Assuming your type system is sound, then a given term's definitive type represents a monotonically decreasing set as the term gets executed, meaning that its type encompasses a smaller and smaller set of values. (If the type ever grows, then your type systems lies) Here's the key point: once your term becomes a subtype of only one of its possible behaviors, the outcome is now fixed. This is analogous to what Herlihy calls a "univalent state". Prior to this, your term is a supertype of some set of the possible behaviors, which is analogous to a "multivalent state".
Now, finally on to what I was thinking about. When I wrote the logic rules for spotting linearization points, good behavior of locks, and such, I remarked that it was awkward, because you have to operate on pairs of states in order to say exactly what parts of a term got reduced. What would be really nice is a differentiation function (Harrison, here's your precious taking the deriviative of a data structure coming up soon). To do this you need several things: 1) what part of a term got eliminated, 2) what changed in the concrete state, and lastly but not least 3) what changed in abstract state (meaning what propositions' truth changed). 3 subsumes 2, since concrete states are just sets of very uninteresting propositions (address 1 holds true, 2 holds the address of 4, ...) Types are also propositions in a dependent system, and as we've already stated, they are monotonically decreasing, so all we only ever lose propositions. The propositions representing abstract states, of course, can change arbitrarily.

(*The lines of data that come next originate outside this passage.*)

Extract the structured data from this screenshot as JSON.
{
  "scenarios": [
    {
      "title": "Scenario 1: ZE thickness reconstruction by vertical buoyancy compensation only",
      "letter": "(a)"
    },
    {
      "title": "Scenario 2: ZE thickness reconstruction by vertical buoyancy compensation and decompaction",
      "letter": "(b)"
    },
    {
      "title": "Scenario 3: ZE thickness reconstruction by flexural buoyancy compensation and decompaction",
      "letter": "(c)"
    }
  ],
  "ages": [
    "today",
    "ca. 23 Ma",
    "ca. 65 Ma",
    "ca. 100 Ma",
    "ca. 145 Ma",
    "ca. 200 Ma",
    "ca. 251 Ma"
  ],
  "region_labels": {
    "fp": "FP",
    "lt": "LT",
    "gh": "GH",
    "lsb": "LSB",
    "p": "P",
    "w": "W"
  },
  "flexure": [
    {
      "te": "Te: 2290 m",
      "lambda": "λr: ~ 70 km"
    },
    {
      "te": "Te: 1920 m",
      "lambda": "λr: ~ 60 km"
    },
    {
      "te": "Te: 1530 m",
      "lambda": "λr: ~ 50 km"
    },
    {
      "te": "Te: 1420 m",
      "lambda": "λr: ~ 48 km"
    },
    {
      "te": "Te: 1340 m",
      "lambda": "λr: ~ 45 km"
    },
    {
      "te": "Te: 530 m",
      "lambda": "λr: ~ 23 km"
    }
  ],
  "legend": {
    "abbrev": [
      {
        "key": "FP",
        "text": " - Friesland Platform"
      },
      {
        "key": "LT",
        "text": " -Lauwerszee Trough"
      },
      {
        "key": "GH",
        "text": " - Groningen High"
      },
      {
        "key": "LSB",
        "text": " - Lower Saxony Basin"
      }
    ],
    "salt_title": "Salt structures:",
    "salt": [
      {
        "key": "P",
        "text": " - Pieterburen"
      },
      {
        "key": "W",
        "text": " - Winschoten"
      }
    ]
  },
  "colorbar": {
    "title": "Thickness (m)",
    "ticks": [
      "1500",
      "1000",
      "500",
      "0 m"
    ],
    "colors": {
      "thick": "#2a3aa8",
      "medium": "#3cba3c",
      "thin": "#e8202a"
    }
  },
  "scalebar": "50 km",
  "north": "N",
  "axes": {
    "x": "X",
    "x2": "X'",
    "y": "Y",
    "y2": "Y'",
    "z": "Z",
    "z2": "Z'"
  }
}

So what we're essentially setting up here is a sort of "propositional space". A point in this space is the truth assignments to all propositions. A vector in this space is our differentiation function. A program represents a vector field in this space (or a system of equations for math people). Lastly, an execution represents a single path.
Of course, all this would be just a mind-bending abstraction if it weren't for what else I'm working on: chaos and computing. You see, when you start to think about things in this way, it suddenly starts to look very much like concepts in nonlinear dynamics. You have your vector fields, bifurcations, limit cycles, stable and unstable fixed points, and so on. Undecidability implies that you probably can't predict the outcome or the position in propositional space past a certain point. Most importantly, you have an infinite number of propositions represented in a single point, but for every program, these are determined by a finite number of propositions. This is analogous to high-dimension systems which are actually determined by a small number of real dimensions.
Just as Euclidean space is defined by some set of vectors, it would seem that a propositional space would be defined by a set changes in propositions. Figure out what these are for a program, and you can probably tell an awful lot about its behavior at any given point.
I also wonder about the exact relationship between a nonlinear system's being chaotic and a program's outcome being undecidable.
The Beginning
There will probably be a flurry of activity as I put up the more pertinent themes in my research, opting for the things I haven't yet transcribed into papers. Some things may be out of order, as I'm more interested in getting newer ideas out than describing old ones that I've already hashed out.